Proposta de alíquota única pode prejudicar produtores rurais e empresas de agronegócio, mas aumentar competitividade internacional

Com as discussões em torno da reforma tributária, vários setores da economia podem ser afetados. O agronegócio é um deles. Uma vez que alguns elos da cadeia de produção do agronegócio podem sofrer aumento da tributação, a categoria apresenta resistência à aprovação da reforma. As diretrizes para a mudança dos impostos apresentadas por grupo de trabalho na Câmara preveem que o agronegócio seja tratado de forma diferenciada.

A reforma defende a criação de um imposto único sobre o valor adicionado (IVA), em substituição ao PIS, COFINS, IPI, ICMS e ISS. A advogada tributária do Murayama, Affonso Ferreira e Mota Advogados, Mariana Valença, afirma que o novo modelo de tributação vai atingir todos os setores do consumo. “O IVA, basicamente, cobre todo o processo e cadeia de produção, buscando evitar a cobrança acumulada de impostos em diferentes etapas e oferecendo maior transparência com um valor único cobrado ao final das operações”, explica ela.

A fixação de uma alíquota única poderá aumentar a oneração dos pequenos produtores, na medida em que, com a reforma, eles passarão a pagar o imposto com a alíquota única, ao contrário do regime tributário atual em que são desonerados apenas alguns tributos. Segundo Mariana, isso gera um aumento no custo sem possibilidade de repassar o valor no preço de produção. “Dessa forma, o ideal seria criar uma diferenciação para os produtores rurais das empresas que atuam na agroindústria, de modo que o primeiro seja tributado com uma alíquota menor”, acrescenta a advogada tributarista.

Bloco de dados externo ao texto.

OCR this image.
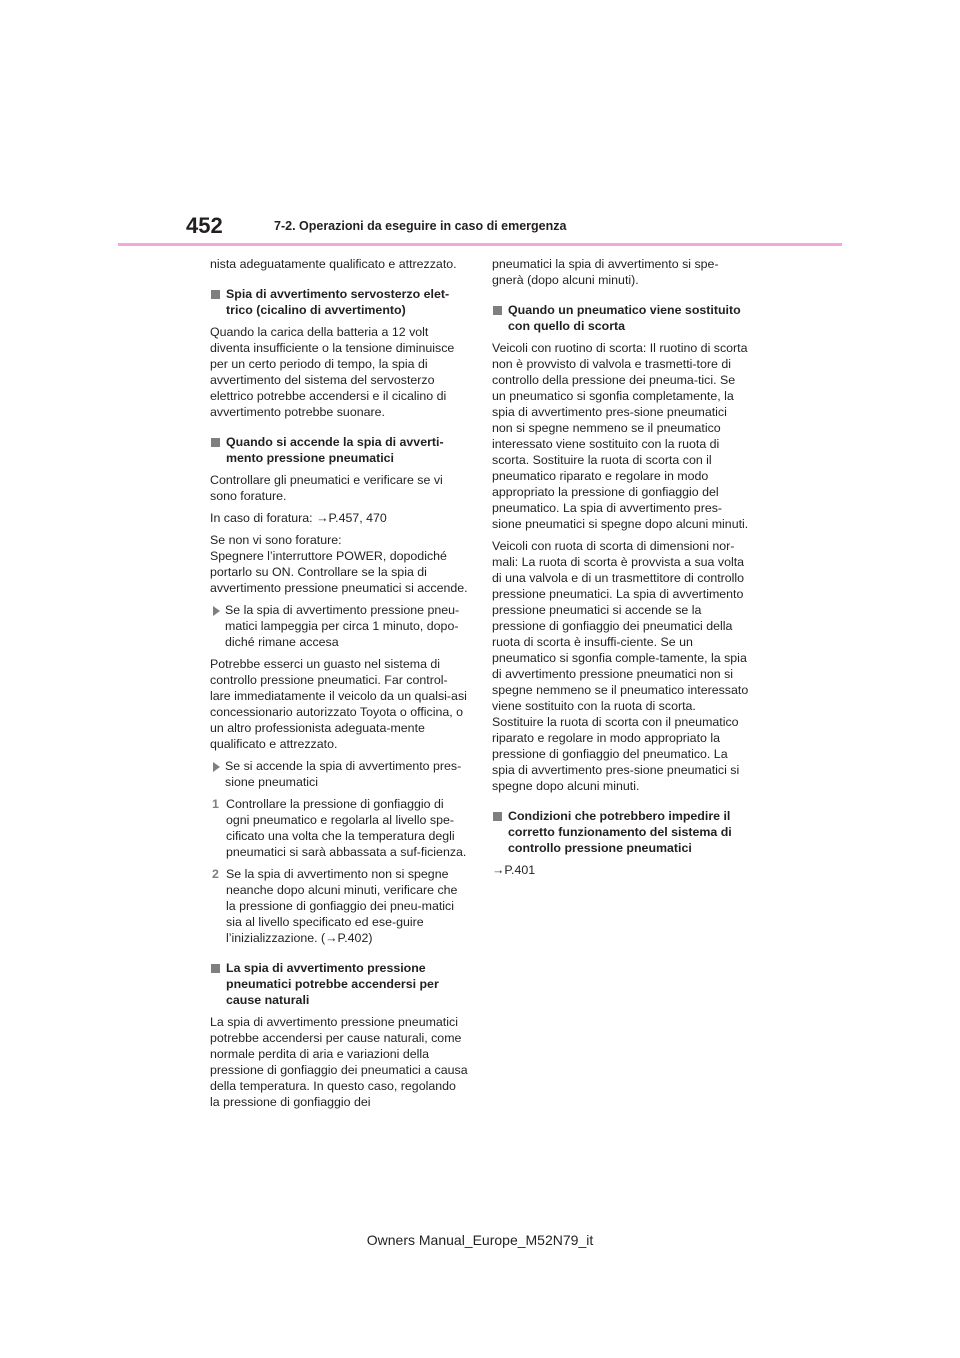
452	7-2. Operazioni da eseguire in caso di emergenza

nista adeguatamente qualificato e attrezzato.

Spia di avvertimento servosterzo elet-trico (cicalino di avvertimento)

Quando la carica della batteria a 12 volt diventa insufficiente o la tensione diminuisce per un certo periodo di tempo, la spia di avvertimento del sistema del servosterzo elettrico potrebbe accendersi e il cicalino di avvertimento potrebbe suonare.

Quando si accende la spia di avverti-mento pressione pneumatici

Controllare gli pneumatici e verificare se vi sono forature.

In caso di foratura: →P.457, 470

Se non vi sono forature:
Spegnere l’interruttore POWER, dopodiché portarlo su ON. Controllare se la spia di avvertimento pressione pneumatici si accende.

Se la spia di avvertimento pressione pneu-matici lampeggia per circa 1 minuto, dopo-diché rimane accesa

Potrebbe esserci un guasto nel sistema di controllo pressione pneumatici. Far control-lare immediatamente il veicolo da un qualsi-asi concessionario autorizzato Toyota o officina, o un altro professionista adeguata-mente qualificato e attrezzato.

Se si accende la spia di avvertimento pres-sione pneumatici
1 Controllare la pressione di gonfiaggio di ogni pneumatico e regolarla al livello spe-cificato una volta che la temperatura degli pneumatici si sarà abbassata a suf-ficienza.
2 Se la spia di avvertimento non si spegne neanche dopo alcuni minuti, verificare che la pressione di gonfiaggio dei pneu-matici sia al livello specificato ed ese-guire l’inizializzazione. (→P.402)
La spia di avvertimento pressione pneumatici potrebbe accendersi per cause naturali

La spia di avvertimento pressione pneumatici potrebbe accendersi per cause naturali, come normale perdita di aria e variazioni della pressione di gonfiaggio dei pneumatici a causa della temperatura. In questo caso, regolando la pressione di gonfiaggio dei

pneumatici la spia di avvertimento si spe-gnerà (dopo alcuni minuti).

Quando un pneumatico viene sostituito con quello di scorta

Veicoli con ruotino di scorta: Il ruotino di scorta non è provvisto di valvola e trasmetti-tore di controllo della pressione dei pneuma-tici. Se un pneumatico si sgonfia completamente, la spia di avvertimento pres-sione pneumatici non si spegne nemmeno se il pneumatico interessato viene sostituito con la ruota di scorta. Sostituire la ruota di scorta con il pneumatico riparato e regolare in modo appropriato la pressione di gonfiaggio del pneumatico. La spia di avvertimento pres-sione pneumatici si spegne dopo alcuni minuti.

Veicoli con ruota di scorta di dimensioni nor-mali: La ruota di scorta è provvista a sua volta di una valvola e di un trasmettitore di controllo pressione pneumatici. La spia di avvertimento pressione pneumatici si accende se la pressione di gonfiaggio dei pneumatici della ruota di scorta è insuffi-ciente. Se un pneumatico si sgonfia comple-tamente, la spia di avvertimento pressione pneumatici non si spegne nemmeno se il pneumatico interessato viene sostituito con la ruota di scorta. Sostituire la ruota di scorta con il pneumatico riparato e regolare in modo appropriato la pressione di gonfiaggio del pneumatico. La spia di avvertimento pres-sione pneumatici si spegne dopo alcuni minuti.

Condizioni che potrebbero impedire il corretto funzionamento del sistema di controllo pressione pneumatici

→P.401

Owners Manual_Europe_M52N79_it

Além disso, ela aponta que quando os pequenos produtos vendem os produtos para as empresas das agroindústrias recolhem o  ICMS, PIS e COFINS utilizando-se do benefício do crédito presumido, o qual permite a redução do valor a ser pago. “Com a incidência do IVA, o crédito presumido deixará de existir”.

“Por outro lado, a reforma tributária não prevê a tributação na exportação, o que poderá beneficiar o agronegócio, aumentando, assim, a competitividade internacional, caso seja prevista a possibilidade de crédito aos produtores rurais”, contrapõe a especialista.

 

Produtores rurais X empresas – É importante destacar que os produtores rurais e as empresas agroindustriais têm estruturas e modelos de negócios diferentes. Enquanto os primeiros geralmente estão envolvidos nas atividades de cultivo ou criação de animais, as empresas agroindustriais estão envolvidas em processos de beneficiamento, processamento e comercialização de produtos agrícolas. “Essas diferenças estruturais podem levar a necessidades tributárias distintas, exigindo uma abordagem diferenciada na legislação tributária”, ressalta Mariana.

Muitas vezes, os produtores rurais operam em escalas menores em comparação com as empresas agroindustriais, que tendem a ter operações em larga escala. “Assim, a principal diferença para que os produtores rurais se distingam das empresas da agroindústria na reforma tributária é que os primeiros são desonerados de alguns tributos e os demais que atuam na agroindústria não, de modo que caso não tenha previsão de uma tributação diferenciada, com a reforma, passarão a pagar o imposto com a alíquota única, gerando, assim, um aumento no custo sem possibilidade de repassar o valor no preço de produção”, diferencia a tributarista.

 

Isenção fiscal – Em paralelo ao debate no Congresso, o Supremo Tribunal Federal está julgando a inconstitucionalidade da isenção fiscal de agrotóxicos. Na visão de Mariana, a medida seria inconstitucional uma vez que viola o direito constitucional à saúde. “A isenção dos agrotóxicos poderia permitir a utilização de substâncias perigosas sem uma regulamentação adequada, colocando em risco a saúde dos agricultores, dos consumidores e do meio ambiente. Além disso, ela promove uma situação de desigualdade ao isentar os agrotóxicos de regulamentações mais rigorosas, podendo haver uma disparidade no tratamento entre diferentes setores da agricultura e entre os agricultores, favorecendo aqueles que utilizam agrotóxicos em detrimento dos que optam por métodos mais sustentáveis”, comenta a advogada.